Debbie Hines, a former Washington, DC prosecutor, told Al Jazeera that Arradondo in his testimony had “painted a picture of what the police force should be about”.
“And that’s what this case is about – what should be done and not what often happens. And he stated that police officers have a duty of care to the suspect that they arrest. And that duty is to render aid where aid is necessary – and Chauvin didn’t show the least bit of concern there.”
She added, “The police chief also talked about the sanctity of human life. And that’s very important.

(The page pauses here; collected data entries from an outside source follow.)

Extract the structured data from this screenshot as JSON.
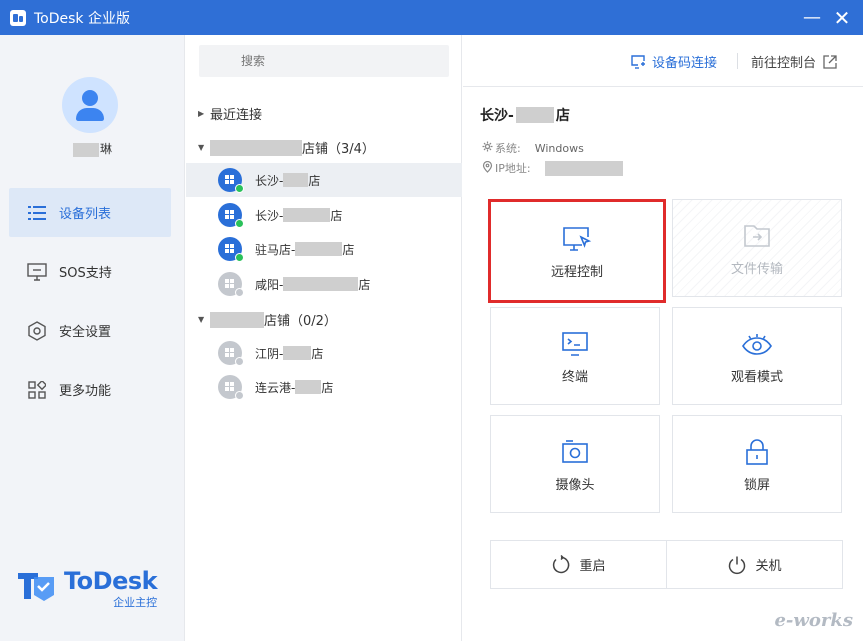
{
  "window": {
    "title": "ToDesk 企业版",
    "minimize": "—",
    "close": "✕"
  },
  "sidebar": {
    "username_suffix": "琳",
    "nav": [
      {
        "label": "设备列表",
        "icon": "list-icon",
        "active": true
      },
      {
        "label": "SOS支持",
        "icon": "sos-icon",
        "active": false
      },
      {
        "label": "安全设置",
        "icon": "shield-hex-icon",
        "active": false
      },
      {
        "label": "更多功能",
        "icon": "grid-icon",
        "active": false
      }
    ],
    "brand": {
      "name": "ToDesk",
      "sub": "企业主控"
    }
  },
  "device_list": {
    "search_placeholder": "搜索",
    "recent_label": "最近连接",
    "groups": [
      {
        "suffix": "店铺（3/4）",
        "devices": [
          {
            "prefix": "长沙-",
            "suffix": "店",
            "online": true,
            "selected": true
          },
          {
            "prefix": "长沙-",
            "suffix": "店",
            "online": true,
            "selected": false
          },
          {
            "prefix": "驻马店-",
            "suffix": "店",
            "online": true,
            "selected": false
          },
          {
            "prefix": "咸阳-",
            "suffix": "店",
            "online": false,
            "selected": false
          }
        ]
      },
      {
        "suffix": "店铺（0/2）",
        "devices": [
          {
            "prefix": "江阴-",
            "suffix": "店",
            "online": false,
            "selected": false
          },
          {
            "prefix": "连云港-",
            "suffix": "店",
            "online": false,
            "selected": false
          }
        ]
      }
    ]
  },
  "detail": {
    "code_connect": "设备码连接",
    "goto_console": "前往控制台",
    "title_prefix": "长沙-",
    "title_suffix": "店",
    "system_label": "系统:",
    "system_value": "Windows",
    "ip_label": "IP地址:",
    "actions": [
      {
        "label": "远程控制",
        "icon": "remote-control-icon",
        "enabled": true,
        "highlighted": true
      },
      {
        "label": "文件传输",
        "icon": "folder-transfer-icon",
        "enabled": false,
        "highlighted": false
      },
      {
        "label": "终端",
        "icon": "terminal-icon",
        "enabled": true,
        "highlighted": false
      },
      {
        "label": "观看模式",
        "icon": "eye-icon",
        "enabled": true,
        "highlighted": false
      },
      {
        "label": "摄像头",
        "icon": "camera-icon",
        "enabled": true,
        "highlighted": false
      },
      {
        "label": "锁屏",
        "icon": "lock-icon",
        "enabled": true,
        "highlighted": false
      }
    ],
    "restart": "重启",
    "shutdown": "关机"
  },
  "watermark": "e-works",
  "colors": {
    "titlebar": "#2f6fd6",
    "accent": "#2a6fd8",
    "highlight_border": "#e02b2b",
    "online": "#2ac15a"
  }
}
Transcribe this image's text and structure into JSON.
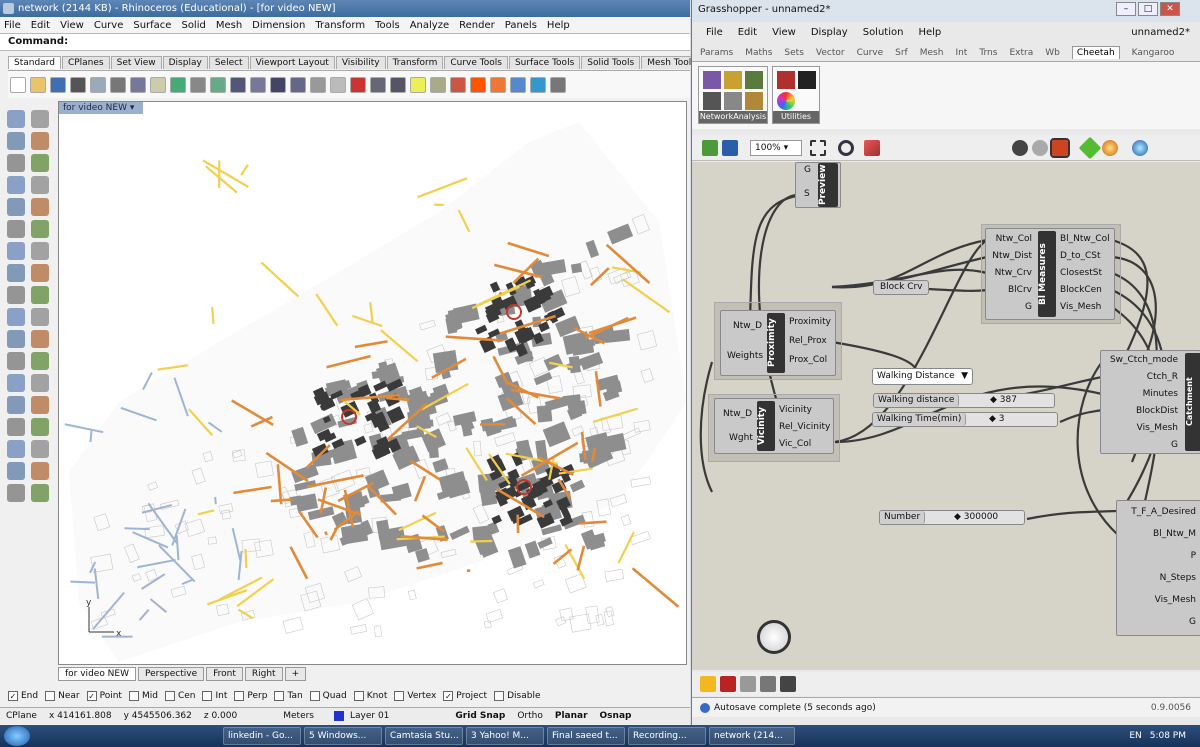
{
  "rhino": {
    "title": "network (2144 KB) - Rhinoceros (Educational) - [for video NEW]",
    "menu": [
      "File",
      "Edit",
      "View",
      "Curve",
      "Surface",
      "Solid",
      "Mesh",
      "Dimension",
      "Transform",
      "Tools",
      "Analyze",
      "Render",
      "Panels",
      "Help"
    ],
    "command_label": "Command:",
    "tabs": [
      "Standard",
      "CPlanes",
      "Set View",
      "Display",
      "Select",
      "Viewport Layout",
      "Visibility",
      "Transform",
      "Curve Tools",
      "Surface Tools",
      "Solid Tools",
      "Mesh Tools"
    ],
    "viewport_name": "for video NEW",
    "viewport_tabs": [
      "for video NEW",
      "Perspective",
      "Front",
      "Right"
    ],
    "axis_y": "y",
    "axis_x": "x",
    "osnaps": [
      {
        "label": "End",
        "checked": true
      },
      {
        "label": "Near",
        "checked": false
      },
      {
        "label": "Point",
        "checked": true
      },
      {
        "label": "Mid",
        "checked": false
      },
      {
        "label": "Cen",
        "checked": false
      },
      {
        "label": "Int",
        "checked": false
      },
      {
        "label": "Perp",
        "checked": false
      },
      {
        "label": "Tan",
        "checked": false
      },
      {
        "label": "Quad",
        "checked": false
      },
      {
        "label": "Knot",
        "checked": false
      },
      {
        "label": "Vertex",
        "checked": false
      },
      {
        "label": "Project",
        "checked": true
      },
      {
        "label": "Disable",
        "checked": false
      }
    ],
    "status": {
      "cplane": "CPlane",
      "x": "x 414161.808",
      "y": "y 4545506.362",
      "z": "z 0.000",
      "units": "Meters",
      "layer": "Layer 01",
      "grid_snap": "Grid Snap",
      "ortho": "Ortho",
      "planar": "Planar",
      "osnap": "Osnap"
    }
  },
  "gh": {
    "title": "Grasshopper - unnamed2*",
    "menu": [
      "File",
      "Edit",
      "View",
      "Display",
      "Solution",
      "Help"
    ],
    "filename": "unnamed2*",
    "tabs": [
      "Params",
      "Maths",
      "Sets",
      "Vector",
      "Curve",
      "Srf",
      "Mesh",
      "Int",
      "Trns",
      "Extra",
      "Wb",
      "Cheetah",
      "Kangaroo"
    ],
    "active_tab": "Cheetah",
    "groups": [
      "NetworkAnalysis",
      "Utilities"
    ],
    "zoom": "100%",
    "preview": {
      "name": "Preview",
      "inputs": [
        "G",
        "S"
      ]
    },
    "bl_measures": {
      "name": "Bl Measures",
      "inputs": [
        "Ntw_Col",
        "Ntw_Dist",
        "Ntw_Crv",
        "BlCrv",
        "G"
      ],
      "outputs": [
        "Bl_Ntw_Col",
        "D_to_CSt",
        "ClosestSt",
        "BlockCen",
        "Vis_Mesh"
      ]
    },
    "block_crv": "Block Crv",
    "proximity": {
      "name": "Proximity",
      "inputs": [
        "Ntw_D",
        "Weights"
      ],
      "outputs": [
        "Proximity",
        "Rel_Prox",
        "Prox_Col"
      ]
    },
    "vicinity": {
      "name": "Vicinity",
      "inputs": [
        "Ntw_D",
        "Wght"
      ],
      "outputs": [
        "Vicinity",
        "Rel_Vicinity",
        "Vic_Col"
      ]
    },
    "walking_dropdown": "Walking Distance",
    "walking_distance": {
      "label": "Walking distance",
      "value": "387"
    },
    "walking_time": {
      "label": "Walking Time(min)",
      "value": "3"
    },
    "catchment": {
      "name": "Catchment",
      "inputs": [
        "Sw_Ctch_mode",
        "Ctch_R",
        "Minutes",
        "BlockDist",
        "Vis_Mesh",
        "G"
      ]
    },
    "number": {
      "label": "Number",
      "value": "300000"
    },
    "tfa": {
      "inputs": [
        "T_F_A_Desired",
        "Bl_Ntw_M",
        "P",
        "N_Steps",
        "Vis_Mesh",
        "G"
      ]
    },
    "status": "Autosave complete (5 seconds ago)",
    "version": "0.9.0056"
  },
  "taskbar": {
    "items": [
      "linkedin - Go...",
      "5 Windows...",
      "Camtasia Stu...",
      "3 Yahoo! M...",
      "Final saeed t...",
      "Recording...",
      "network (214..."
    ],
    "lang": "EN",
    "time": "5:08 PM"
  },
  "colors": {
    "road_orange": "#e08a3a",
    "road_yellow": "#f2d04e",
    "road_blue": "#9fb4d4",
    "block_gray": "#8e8e8e",
    "block_dark": "#3a3a3a",
    "title_blue": "#3e6b9e"
  }
}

Because that’s what is in contrast to what we are seeing – that Derek Chauvin showed no regard for human life with respect to George Floyd.”
Asphyxiation raised
Earlier in the day, an emergency room doctor who pronounced Floyd dead after trying to resuscitate him testified that he believed at the time that Floyd most likely had died of suffocation, the Associated Press news agency reported.
Dr Bradford Langenfeld, who was on duty at the Hennepin County Medical Center the day Floyd died, said Floyd’s heart had stopped by the time he arrived at the hospital.
He said paramedics told him they had already tried to revive him for about 30 minutes.
Asphyxiation was “more likely than the other possibilities” as to Floyd’s cause of death, Langenfeld said under questioning by the prosecution.
A Minneapolis coroner and an independent medical examiner had ruled in June 2020 that Floyd’s death had been a homicide.
The Hennepin County Medical Examiner had said Floyd died of “cardiopulmonary arrest”. Forensic doctors who performed the independent autopsy had said the evidence pointed to homicide by “mechanical asphyxia”, meaning from some physical force that interfered with oxygen supply.
Under questioning by Chauvin’s lawyer, Langenfeld acknowledged that fentanyl and methamphetamine – both of which were found in Floyd’s system – can cause hypoxia or oxygen deprivation.
The Hennepin County coroners report, however, had listed fentanyl and methamphetamine use as “significant conditions” but not as a “cause of death”.
Minneapolis police Inspector Katie Blackwell, commander of the training division at the time of Floyd’s death, also took the stand on Monday.
She said Chauvin, whom she had known for about 20 years, received annual training in defensive tactics and use of force and would have been trained to use one or two arms – not his knee – in a neck restraint.
“I don’t know what kind of improvised position that is,” she said, after being shown a photo of Chauvin with his knee on Floyd’s neck.
She said Chauvin also was a field-training officer, receiving additional training so he would know what prospective officers were learning in the academy.
The city moved soon after Floyd’s death to ban police chokeholds and neck restraints. Arradondo and Mayor Jacob Frey also made several policy changes, including expanded reporting of use-of-force incidents and attempts to de-escalate situations.